Data on hybrid OA and APC above 2.000 EUR are not included (exceptions due to currency exchange rates). (https://github.com/OpenAPC/openapc-de/blob/0901f552ca166c5cba8e702c9e6807a443b39f19/data/unileipzig/README.md)

We all know that we can only gather parts of the APC payments – there is a huge gray area. But if the data is available to a data provider, then I’d really suggest that this data is provided to the Open APC initiative as complete as possible. There might we problems or concerns I did not see, but maybe we can at least agree on the general goal?

Maybe we can have a discussion here and/or during the workshop in April?
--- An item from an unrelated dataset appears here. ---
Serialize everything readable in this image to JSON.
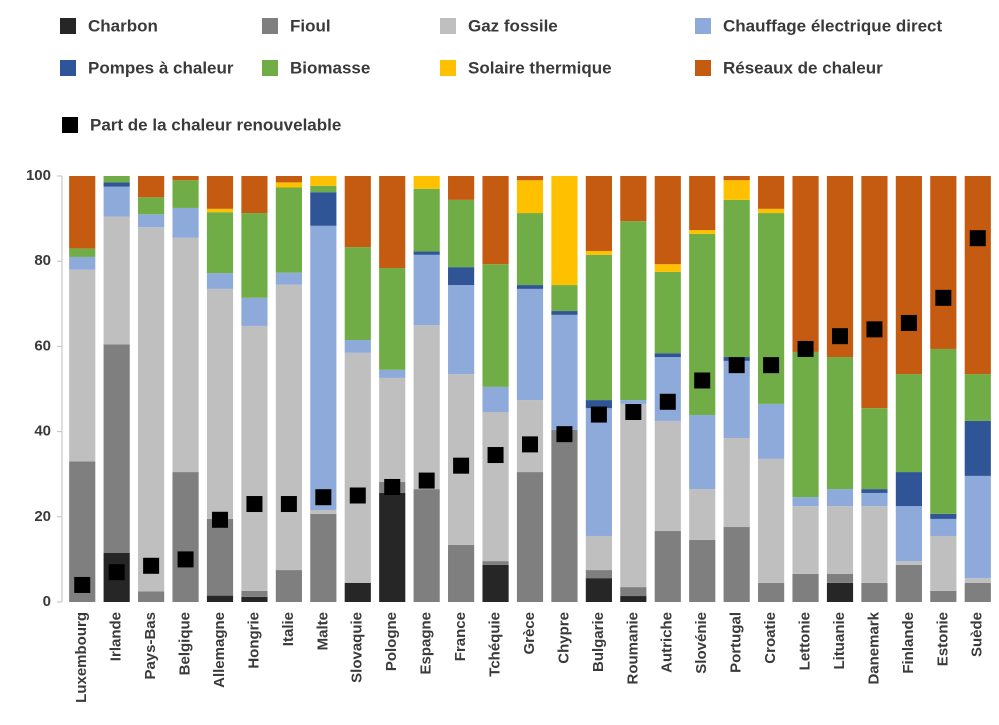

What do you think?

vielera commented 8 years ago

I think this is a very important issue. Regarding my statement on the Leipzig University Dataset, I'd like to clarify that we do not deliberatly hold back any data, but that we simply do not have access to data regarding hybrid APC and on APC that are not covered by the fund. The information has been added for transparency and to allow a better interpretation of the dataset. Maybe it would help, if we could agree on a miminum of explanation accompanying each dataset, that clarifies the completeness?

dirkpieper commented 8 years ago

Thanks for the discussion, which I would like to continue at our workshop in Bielefeld. I would also agree to vielera that this is not a question about holding back data. For example to name the APC cost for a RSC voucher is a challenge. In another case, we discussed how to deal with invoices above the dfg price cap and how to deal with splitting the amount of money. In this case we thought its better to name the total price for the institution, which differs from the expenditure of the funds.